/mo-columns

Experiments with columnar datastores

Primary LanguagePythonMozilla Public License 2.0MPL-2.0

mo-columns

More Columns! Experiments with columnar datastores

Problem

We want a way to cheaply query a Petabyte of data at 10K times a day.

  • Target price: $250/day
  • Target latency: < 1 sec for full scan

How fast can we go?

  • Can Python/Sqlite process large array (>10billion elements) operations faster than Numpy? We assume distributed computing is allowed.
  • Can Python/Sqlite implement the sharded, columnar storage like Elasticsearch, and be faster? - If not, what is the cause of the slowdown?
  • Can the Python/Sqlite running on spot nodes, with data backed up to S3 be reliable and fast? Can we process queries for less $/gigibyte than BigQuery?

Desired Features

  • Split JSON documents into columns - Columns are in their own table (?their own database?), indexed by document ID, with an additional index on the value.
  • Ingestion will involve splitting documents into columns and creating new databases. Each database is a "shard"
  • All databases are read-only: Databases are merged-and-replaced in atomic actions.
  • Query results are in the form of a SQLite database
  • Queries are broadcast to all shards, over all nodes, and aggregated by the query node (which can include the client, for maximum distribution of effort)

Desired Tests

  1. Single node, multiple shards - how fast can it perform SELECT SUM(A) FROM T WHERE Y GROUP BY A, B
  2. Single node, multiple shards - speed to load 10K x 1M grid
  3. Single node, multiple shards - speed multiply grids
  4. Multiple nodes - distribute query, return results, aggregate results

Results

Loading Sqlite from Python (8K/sec)

Can load simple JSON (6 properties) at 14K/sec (1M/69sec) by making a single column hold the JSON, and using the JSON1 library to split that JSON into columns.
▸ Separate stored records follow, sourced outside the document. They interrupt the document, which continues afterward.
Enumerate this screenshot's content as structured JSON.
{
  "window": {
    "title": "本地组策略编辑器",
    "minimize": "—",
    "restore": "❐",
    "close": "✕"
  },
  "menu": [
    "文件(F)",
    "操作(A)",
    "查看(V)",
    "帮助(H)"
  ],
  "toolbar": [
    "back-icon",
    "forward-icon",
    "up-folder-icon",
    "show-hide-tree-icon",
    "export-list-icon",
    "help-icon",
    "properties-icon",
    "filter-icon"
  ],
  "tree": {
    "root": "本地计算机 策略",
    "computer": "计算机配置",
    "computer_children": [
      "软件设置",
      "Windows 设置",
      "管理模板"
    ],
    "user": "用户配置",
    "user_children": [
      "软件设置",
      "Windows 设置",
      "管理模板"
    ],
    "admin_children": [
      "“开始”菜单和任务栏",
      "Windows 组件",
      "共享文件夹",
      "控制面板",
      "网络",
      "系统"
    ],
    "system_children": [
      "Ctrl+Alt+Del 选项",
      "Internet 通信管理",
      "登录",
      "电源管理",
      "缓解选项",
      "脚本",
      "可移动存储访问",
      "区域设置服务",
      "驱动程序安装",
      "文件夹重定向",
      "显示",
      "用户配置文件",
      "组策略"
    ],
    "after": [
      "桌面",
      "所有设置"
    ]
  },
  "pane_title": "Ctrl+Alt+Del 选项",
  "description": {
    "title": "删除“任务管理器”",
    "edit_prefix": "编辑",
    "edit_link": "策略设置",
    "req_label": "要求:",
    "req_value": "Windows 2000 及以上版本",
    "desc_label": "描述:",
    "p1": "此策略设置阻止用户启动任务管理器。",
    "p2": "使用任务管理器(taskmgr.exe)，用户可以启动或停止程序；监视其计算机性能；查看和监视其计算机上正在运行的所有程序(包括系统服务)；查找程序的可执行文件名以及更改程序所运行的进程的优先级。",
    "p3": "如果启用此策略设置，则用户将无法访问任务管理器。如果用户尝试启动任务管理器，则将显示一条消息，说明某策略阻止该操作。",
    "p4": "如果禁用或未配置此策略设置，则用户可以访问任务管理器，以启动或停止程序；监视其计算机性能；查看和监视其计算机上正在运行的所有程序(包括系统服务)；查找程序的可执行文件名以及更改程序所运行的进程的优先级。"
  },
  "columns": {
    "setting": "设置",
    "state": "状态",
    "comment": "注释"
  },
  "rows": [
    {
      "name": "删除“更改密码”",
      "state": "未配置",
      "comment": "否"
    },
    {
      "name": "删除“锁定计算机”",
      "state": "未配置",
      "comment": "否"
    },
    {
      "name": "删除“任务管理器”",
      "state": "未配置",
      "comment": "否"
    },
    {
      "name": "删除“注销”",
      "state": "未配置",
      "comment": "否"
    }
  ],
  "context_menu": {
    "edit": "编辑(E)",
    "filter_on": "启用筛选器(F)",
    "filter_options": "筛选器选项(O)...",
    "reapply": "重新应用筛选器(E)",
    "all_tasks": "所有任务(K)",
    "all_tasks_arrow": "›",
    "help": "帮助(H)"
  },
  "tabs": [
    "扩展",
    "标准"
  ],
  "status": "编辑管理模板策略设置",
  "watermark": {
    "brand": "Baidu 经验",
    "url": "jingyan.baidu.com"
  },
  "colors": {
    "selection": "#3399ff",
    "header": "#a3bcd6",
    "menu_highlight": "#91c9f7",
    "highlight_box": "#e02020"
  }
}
  • Insertion of records to table is limited by Python serialization: This can go faster if JSON strings are shunted directly into table.
  • Using multiple threads to split the JSON into columns is capable of using 100% of CPU, and is a little faster than single threaded version.
  • Columns are MUCH LARGER on disk than anticipated:
    • _id - 20char - 57M - 57bytes/row
    • a - 6char - 29M - 29bytes/row
    • b - float - 33M - 33bytes/row (float is 8bytes)
    • 2 bytes per byte makes sense with index
    • 17 bytes to store nothing (8 bytes for primary key + 4 bytes for indexed rowid + 5 ?control? )
    • 2x compression on zip, which makes sense given the high entropy values
    • 4x compression on cardinality=7 column

Dot Product

Storing each element of the matrix in a row (row, col, value) makes dot product slow.

  • Sqlite - 50K * 1K => multiply (took 43.481 seconds) 1.1Mops/sec
  • Numpy - 1M * 1K (took 5.117 seconds) 196Mops/sec (200x faster than sqlite)
  • Numpy - 1M * 10k (took 280.096 seconds) 35Mops/sec (32x faster than sqlite)

Notes

  • Numpy - high speed comes from ?avoiding cache misses?
  • Rows and columns as INTEGER (instead of string) made little difference
  • CROSS JOIN is required to force query planner to iterate through table properly
  • :memory: database made little difference

Conclusion

Sqlite's data format is too voluminous for efficient big-data applications. The issues are:

  • the 64bit integer types used in rowid.
  • An index, which is required for fast filtering, doubles the database size - there is no internal compression that takes advantage of the index ordering.
  • Low cardinality columns do not zip well - this prevents any hope of trading compute for reduced network time.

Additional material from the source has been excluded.